The Prose Works of Jonathan Swift, D.D. — Volume 06 eBook

This eBook from the Gutenberg Project consists of approximately 302 pages of information about The Prose Works of Jonathan Swift, D.D. — Volume 06.

The Prose Works of Jonathan Swift, D.D. — Volume 06 eBook

This eBook from the Gutenberg Project consists of approximately 302 pages of information about The Prose Works of Jonathan Swift, D.D. — Volume 06.

The Report says, that “upon an assay made of the fineness, weight and value of this copper, it exceeded in every article.”  This is possible enough in the pieces upon which the assay was made; but Wood must have failed very much in point of dexterity, if he had not taken care to provide a sufficient quantity of such halfpence as would bear the trial; which he was well able to do, although “they were taken out of several parcels.”  Since it is now plain, that the bias of favour hath been wholly on his side.[6]

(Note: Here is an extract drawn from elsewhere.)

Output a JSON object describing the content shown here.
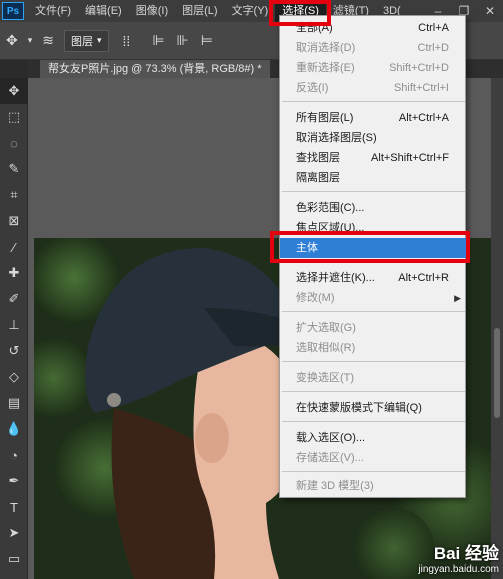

[Footnote 6:  The report of the assayers as abstracted by the Lords of the Committee in their report is not accurately stated.  Monck Mason notes that the abstract omits the following passage:  “But although the copper was very good, and the money, one piece with another, was full weight, yet the single pieces were not so equally coined in the weight as they should have been.”  Nor is it shown that the coins assayed were of the same kind as those sent into Ireland.  The Committee’s report fails to see the question that must arise when it is noted that while in England a pound of copper was made into twenty-three pence, yet for Ireland Wood was permitted to make it into thirty pence, in spite of the statement that the copper used in England was worth fivepence a pound more than that used by Wood. [T.S.]]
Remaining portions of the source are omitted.